しかし、せっかく来たのだから入ろうという話にようやく落ち着き、ほぼ全員横並びで入口へ向かって歩き始めました。
皆、恐怖を忘れる為に口数も増え、しかし誰に言われるでもなく、皆小声で話しながら歩き続けました。
そんな時でした。誰かが突然言いました
「あれ?AとBは?」・・・その声に気付き、私もAとBを探したところ、暗闇の中正門の入口付近に2人が寄り添って留まっていました。
特に霊感の強い2人が付いて来ていないことに皆少し不安を覚えつつも、「何びびってんだよ~」と言いながら、2人の方へ歩き、戻っていきました。
しかし、怯えて寄り添っているのだろうと思っていた2人でしたが、近づくにつれ、何か小声で話し合っているのが聞こえてきました。
「A:なあ、お前も見えてる?」「B:お前も?あぁ、俺もずっと見えてる」・・・もう間近に近づいた2人は、真剣な顔で揃ってそんな話をしていました。

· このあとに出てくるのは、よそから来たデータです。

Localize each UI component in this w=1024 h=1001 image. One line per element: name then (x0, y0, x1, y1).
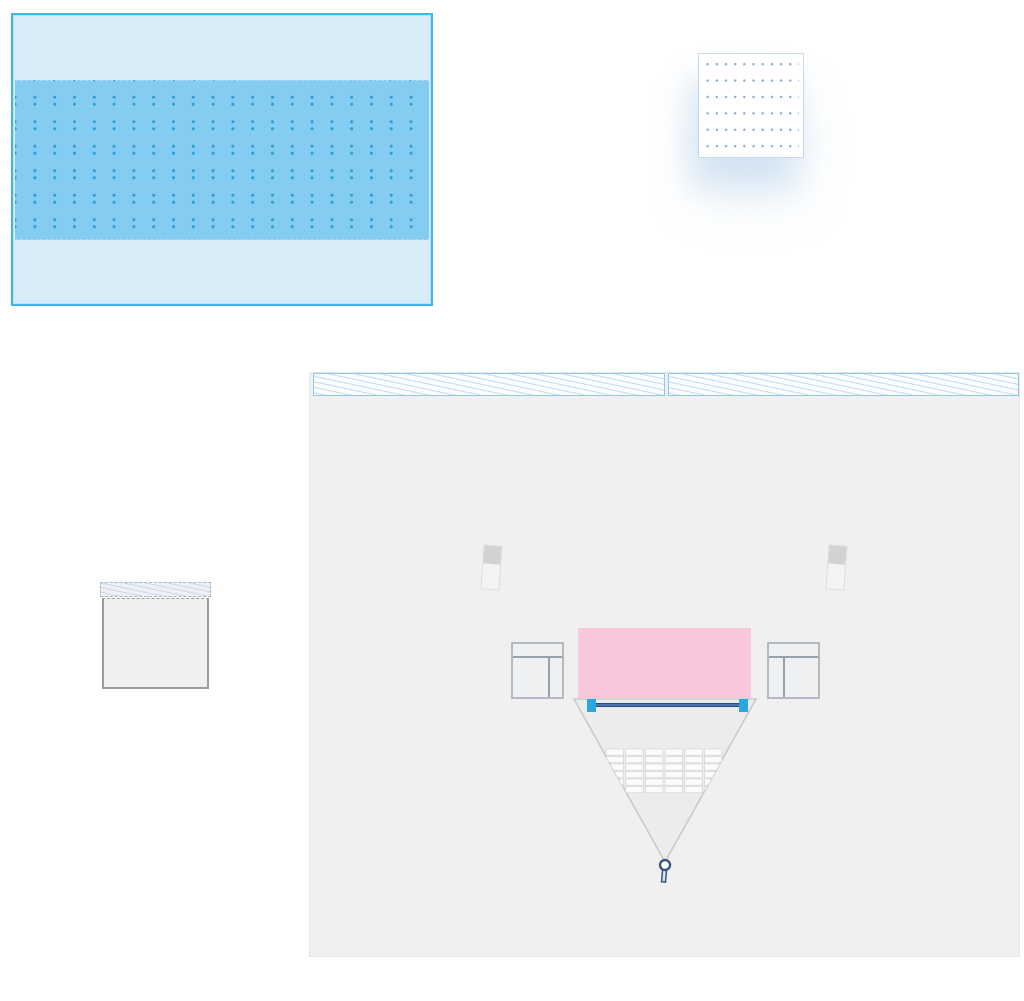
seat-cell (626, 787, 644, 793)
stage-area[interactable] (309, 372, 1020, 957)
pin-head-icon (660, 860, 671, 871)
seat-cell (685, 779, 703, 785)
layout-canvas (0, 0, 1024, 1001)
seat-cell (685, 764, 703, 770)
seat-cell (626, 772, 644, 778)
seat-cell (705, 757, 723, 763)
seat-cell (606, 787, 624, 793)
seat-cell (645, 787, 663, 793)
seat-cell (685, 787, 703, 793)
seat-cell (665, 772, 683, 778)
seat-cell (685, 757, 703, 763)
net-cap-left[interactable] (587, 699, 596, 712)
seat-cell (606, 749, 624, 755)
seat-cell (645, 757, 663, 763)
seat-cell (626, 764, 644, 770)
dotted-panel[interactable] (698, 53, 804, 158)
net-cap-right[interactable] (739, 699, 748, 712)
equipment-hatch-band[interactable] (100, 582, 211, 597)
seat-cell (645, 749, 663, 755)
seat-cell (685, 749, 703, 755)
seat-cell (606, 764, 624, 770)
funnel-group[interactable] (310, 373, 1021, 958)
seat-cell (626, 757, 644, 763)
seat-cell (665, 764, 683, 770)
seat-cell (645, 779, 663, 785)
pool-perforated-band (15, 80, 429, 240)
pool-panel[interactable] (11, 13, 433, 306)
equipment-block[interactable] (102, 598, 209, 689)
seat-cell (645, 772, 663, 778)
seat-cell (705, 749, 723, 755)
seat-cell (705, 779, 723, 785)
seat-cell (626, 749, 644, 755)
seat-cell (665, 749, 683, 755)
seat-cell (685, 772, 703, 778)
seat-cell (645, 764, 663, 770)
pin-marker[interactable] (659, 860, 671, 883)
seat-cell (665, 779, 683, 785)
seat-cell (626, 779, 644, 785)
seat-cell (665, 757, 683, 763)
seat-cell (665, 787, 683, 793)
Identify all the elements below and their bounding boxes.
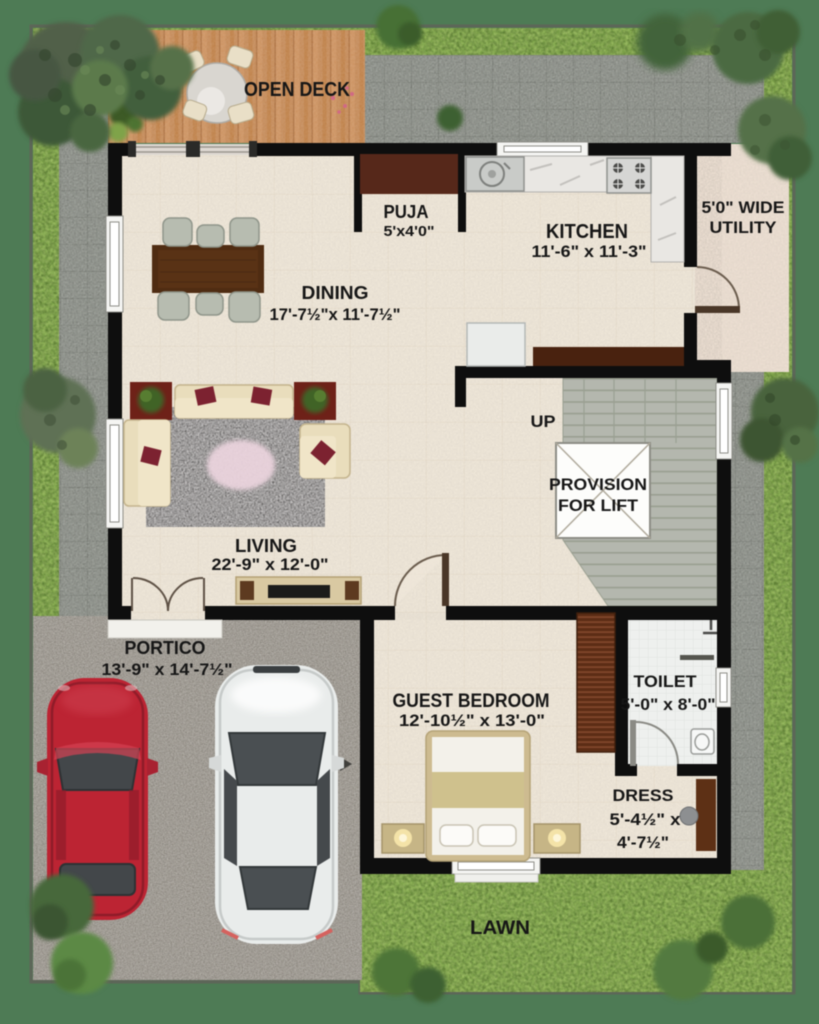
svg-text:FOR LIFT: FOR LIFT xyxy=(558,496,639,515)
svg-text:4'-7½": 4'-7½" xyxy=(617,833,669,852)
svg-text:PROVISION: PROVISION xyxy=(549,475,647,494)
svg-text:5'-0" x 8'-0": 5'-0" x 8'-0" xyxy=(621,695,716,714)
svg-text:DINING: DINING xyxy=(302,283,369,303)
svg-text:5'x4'0": 5'x4'0" xyxy=(384,223,435,240)
svg-text:22'-9" x 12'-0": 22'-9" x 12'-0" xyxy=(212,555,329,574)
svg-text:17'-7½"x 11'-7½": 17'-7½"x 11'-7½" xyxy=(270,305,401,324)
svg-text:LAWN: LAWN xyxy=(470,918,530,939)
svg-text:UP: UP xyxy=(531,412,556,431)
svg-text:PORTICO: PORTICO xyxy=(125,638,206,658)
svg-text:5'-4½" x: 5'-4½" x xyxy=(610,810,682,829)
svg-text:PUJA: PUJA xyxy=(384,202,429,222)
svg-text:UTILITY: UTILITY xyxy=(710,218,778,237)
svg-text:13'-9" x 14'-7½": 13'-9" x 14'-7½" xyxy=(102,660,233,679)
svg-text:GUEST BEDROOM: GUEST BEDROOM xyxy=(393,691,550,712)
svg-text:OPEN DECK: OPEN DECK xyxy=(244,79,350,101)
svg-text:KITCHEN: KITCHEN xyxy=(546,221,628,243)
svg-text:LIVING: LIVING xyxy=(235,536,297,556)
svg-text:12'-10½" x 13'-0": 12'-10½" x 13'-0" xyxy=(399,711,545,730)
svg-text:5'0" WIDE: 5'0" WIDE xyxy=(702,198,785,217)
svg-text:11'-6" x 11'-3": 11'-6" x 11'-3" xyxy=(532,242,647,261)
svg-text:DRESS: DRESS xyxy=(613,786,674,805)
svg-text:TOILET: TOILET xyxy=(634,672,698,691)
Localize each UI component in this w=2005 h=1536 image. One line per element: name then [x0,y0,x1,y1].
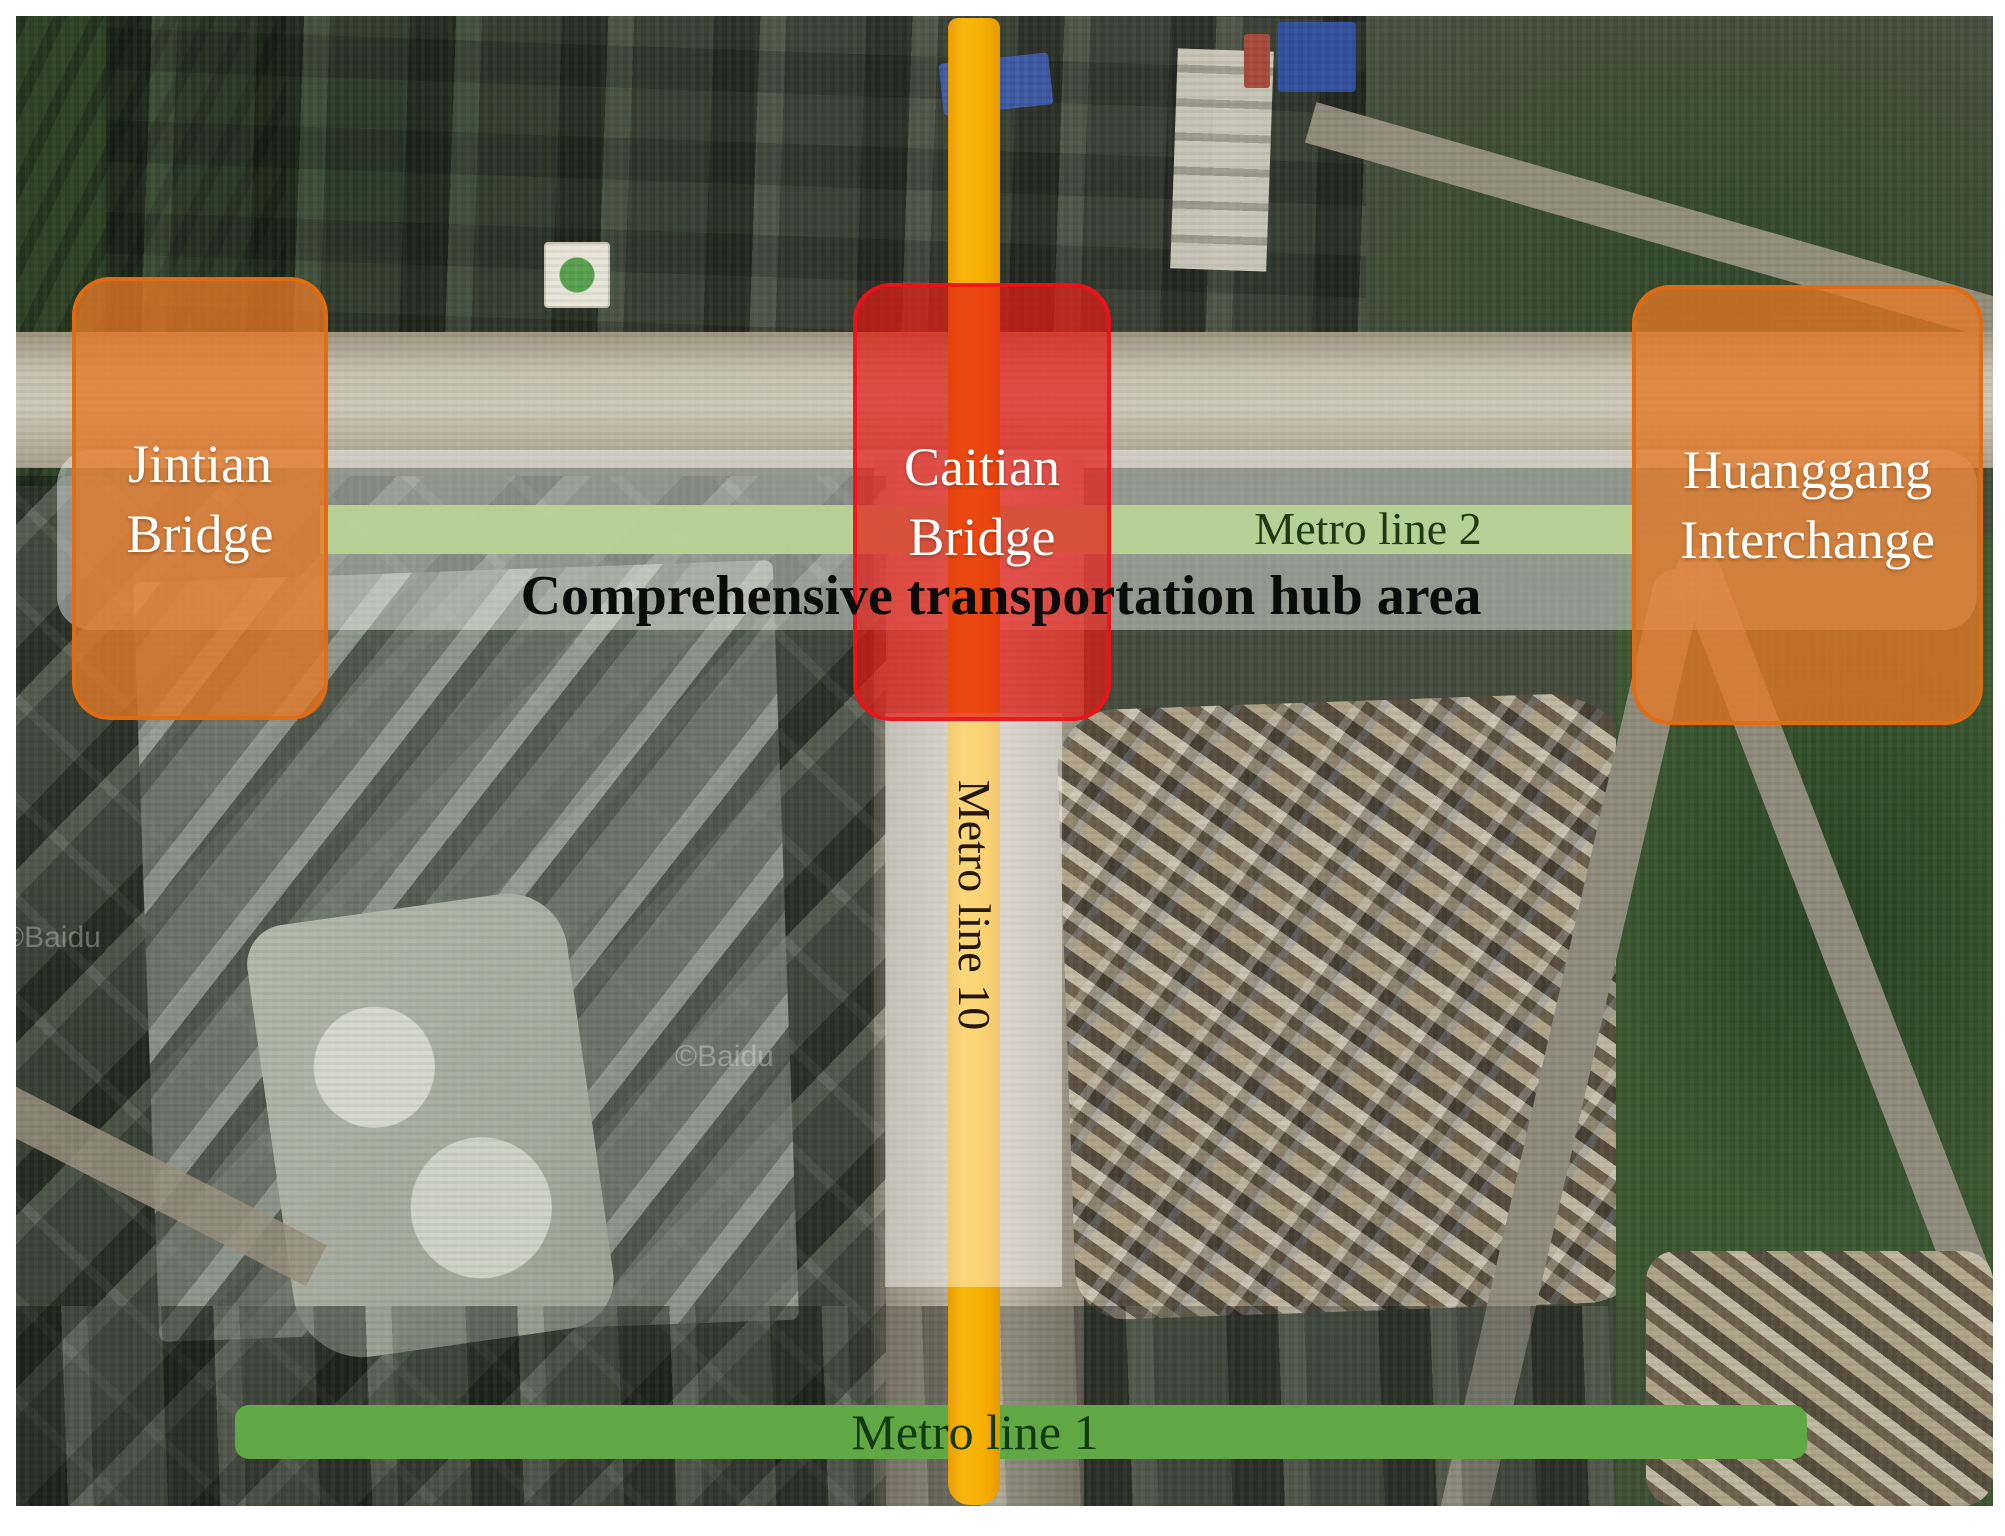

行く前から聞いていましたが、幼少の頃から霊感の強い2人には、零が見えることは普通であって、あまり恐怖は感じないそうです。
しかしそんな会話は私達の恐怖を煽りました。でもどうせ2人でびびらせようとして言ってるんだろうと思い、聞きました。
「何が見えるんだよ?」
すると2人はこう言いました。「さっきからさ、病院の屋上あるだろ、そこからさ、何人も飛び降りていってるんだよ・・・。
しかもさ・・・こんだけ暗いと見えるはず無いんだけど
飛び降りる前に必ずこっちを見て、飛び降りてるんだよ、何人も何人もさ・・・」・・・そういった瞬間でした。
私も妙な感覚と強烈な視線を背後で感じ、恐怖を感じましたが、振り返らずを得ないような感覚になり、視線を感じた屋上を振り返りました。
すると・・・はっきりと黒い人影が佇んでおり、目も見えませんでしたが、明らかな視線、それもあまり良い意志ではない強烈な視線を浴びせ、その人影が飛び降りていったのです。
私は思わず声を上げました。他の数名も見えたらしく、同様に声を上げていました。正直、ヒザも震えるほどの恐怖に全く動けませんでした。
「A:ここさ、絶対止めたほうがいいよ・・・すぐ帰ろう」といい、見えたメンバーもそうでないメンバーも満場一致で、すぐに車に乗り込み、山を降りて行きました。
結局、中には入りませんでしたが、今まで感じたことの無い恐怖にしばらく夜は電気を付けないと寝られないようになってしまいました。
皆さんも、心霊スポットに行く際には十分注意し、軽い気持ちでは絶対行かないことをおススメします。